Secure and ligthweight hardware authentication systems based on physical unclonable functions

Résumé

This Dissertation focuses on the authentication of hardware by using Physical Unclonable Functions (PUFs), which avoid device cloning and are able to generate secrets on the fly instead of storing them. Structures based on ring oscillators (ROs) and standard static random access memories (SRAMs) reported in the literature have been analyzed in detail to evaluate their advantages and drawbacks mainly concerning uniqueness and reliability. RO PUFs have been characterized experimentally in FPGAs from Xilinx while SRAM PUFs have been characterized in ASICs fabricated with TSMC 90 nm technology. A novel real-valued RO PUF is proposed to overcome the problems observed, in particular when the number of ring oscillators is small.

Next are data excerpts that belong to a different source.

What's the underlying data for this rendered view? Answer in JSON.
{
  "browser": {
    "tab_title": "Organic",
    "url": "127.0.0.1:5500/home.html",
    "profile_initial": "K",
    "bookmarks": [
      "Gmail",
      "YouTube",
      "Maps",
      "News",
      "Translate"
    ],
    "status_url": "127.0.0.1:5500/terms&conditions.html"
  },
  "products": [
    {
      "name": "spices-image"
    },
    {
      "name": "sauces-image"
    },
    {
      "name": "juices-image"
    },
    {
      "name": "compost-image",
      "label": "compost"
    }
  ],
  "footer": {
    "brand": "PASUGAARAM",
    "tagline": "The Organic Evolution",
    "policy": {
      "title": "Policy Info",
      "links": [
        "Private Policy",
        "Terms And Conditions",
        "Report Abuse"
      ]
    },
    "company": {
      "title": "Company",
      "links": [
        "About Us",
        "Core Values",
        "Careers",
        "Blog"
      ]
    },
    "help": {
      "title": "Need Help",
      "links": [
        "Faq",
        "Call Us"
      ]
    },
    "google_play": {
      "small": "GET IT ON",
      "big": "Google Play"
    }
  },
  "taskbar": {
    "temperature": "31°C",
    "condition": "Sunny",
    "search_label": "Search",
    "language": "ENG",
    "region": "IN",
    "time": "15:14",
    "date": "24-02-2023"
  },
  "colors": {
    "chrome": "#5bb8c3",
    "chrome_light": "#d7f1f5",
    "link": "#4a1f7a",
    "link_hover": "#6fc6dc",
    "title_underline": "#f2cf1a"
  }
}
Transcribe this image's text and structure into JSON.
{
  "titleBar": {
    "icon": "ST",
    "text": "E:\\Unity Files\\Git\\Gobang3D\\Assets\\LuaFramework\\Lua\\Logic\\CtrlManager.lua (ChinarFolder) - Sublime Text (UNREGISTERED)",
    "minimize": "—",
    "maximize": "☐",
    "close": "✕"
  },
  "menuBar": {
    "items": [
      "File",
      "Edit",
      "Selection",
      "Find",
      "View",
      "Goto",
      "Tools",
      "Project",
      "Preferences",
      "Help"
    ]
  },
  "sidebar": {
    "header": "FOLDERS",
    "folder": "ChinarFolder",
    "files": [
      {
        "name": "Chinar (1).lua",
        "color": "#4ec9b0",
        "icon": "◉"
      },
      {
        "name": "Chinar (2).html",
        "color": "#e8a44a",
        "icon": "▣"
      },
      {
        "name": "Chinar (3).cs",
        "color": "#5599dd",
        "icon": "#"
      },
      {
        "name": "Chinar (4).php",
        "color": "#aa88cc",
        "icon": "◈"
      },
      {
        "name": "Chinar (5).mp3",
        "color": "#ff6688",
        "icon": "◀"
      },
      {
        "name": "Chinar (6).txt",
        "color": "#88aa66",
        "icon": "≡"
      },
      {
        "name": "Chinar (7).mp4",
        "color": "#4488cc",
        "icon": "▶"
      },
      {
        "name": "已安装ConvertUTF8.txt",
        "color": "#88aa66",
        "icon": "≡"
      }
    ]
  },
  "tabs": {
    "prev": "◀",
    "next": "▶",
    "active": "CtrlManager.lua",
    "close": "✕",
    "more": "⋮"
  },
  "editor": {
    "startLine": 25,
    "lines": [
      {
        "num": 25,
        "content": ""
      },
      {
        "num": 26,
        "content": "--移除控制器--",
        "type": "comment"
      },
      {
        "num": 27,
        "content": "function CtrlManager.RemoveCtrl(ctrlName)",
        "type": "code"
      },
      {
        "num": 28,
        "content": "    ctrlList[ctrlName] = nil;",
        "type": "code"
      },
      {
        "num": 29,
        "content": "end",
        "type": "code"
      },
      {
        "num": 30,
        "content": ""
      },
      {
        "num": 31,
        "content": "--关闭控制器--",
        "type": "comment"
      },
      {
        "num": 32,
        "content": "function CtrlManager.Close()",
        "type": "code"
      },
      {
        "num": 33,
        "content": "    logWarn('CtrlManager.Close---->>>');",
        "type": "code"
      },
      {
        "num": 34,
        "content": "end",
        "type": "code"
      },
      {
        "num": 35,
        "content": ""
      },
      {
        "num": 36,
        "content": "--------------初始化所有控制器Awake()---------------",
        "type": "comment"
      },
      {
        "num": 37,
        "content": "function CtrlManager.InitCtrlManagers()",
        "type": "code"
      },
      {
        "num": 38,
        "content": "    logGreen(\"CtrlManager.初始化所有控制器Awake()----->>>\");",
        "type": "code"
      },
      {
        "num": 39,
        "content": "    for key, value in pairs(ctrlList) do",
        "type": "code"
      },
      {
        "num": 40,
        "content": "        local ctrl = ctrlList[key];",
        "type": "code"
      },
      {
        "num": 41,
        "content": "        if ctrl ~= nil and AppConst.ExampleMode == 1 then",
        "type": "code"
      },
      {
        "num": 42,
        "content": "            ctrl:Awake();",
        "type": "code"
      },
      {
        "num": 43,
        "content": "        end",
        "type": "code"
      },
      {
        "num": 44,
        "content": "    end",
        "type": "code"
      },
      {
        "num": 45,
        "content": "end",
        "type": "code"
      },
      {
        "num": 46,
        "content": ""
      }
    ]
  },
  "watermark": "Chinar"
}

It is more robust against surrounding logic and it is less affected by temperature and power supply variations. According to the metrics employed in these real-valued RO PUFs, a new real-valued shielding function is proposed to generate secrets. In addition, real-valued RO PUFs are also exploited to work as true random number generators (TRNGs). A novel SRAM-based solution is proposed which is under confidentiality. A lightweight authentication system based on a symmetric-key challengeresponse protocol that uses the mixed PUF-TRNG structures analyzed is developed. Although the secret key is not stored but processed on the fly, the hardware blocks leak information about the data that are computed in each instant. Hence, the security of the system is studied not only from a mathematical point of view but also from its resistance to hardware (physical) attacks. In particular, a Differential Power Analysis (DPA) attack is developed and carried out against the system in a real scenario. Experimental results show how many interchanged messages are needed to extract the secret successfully.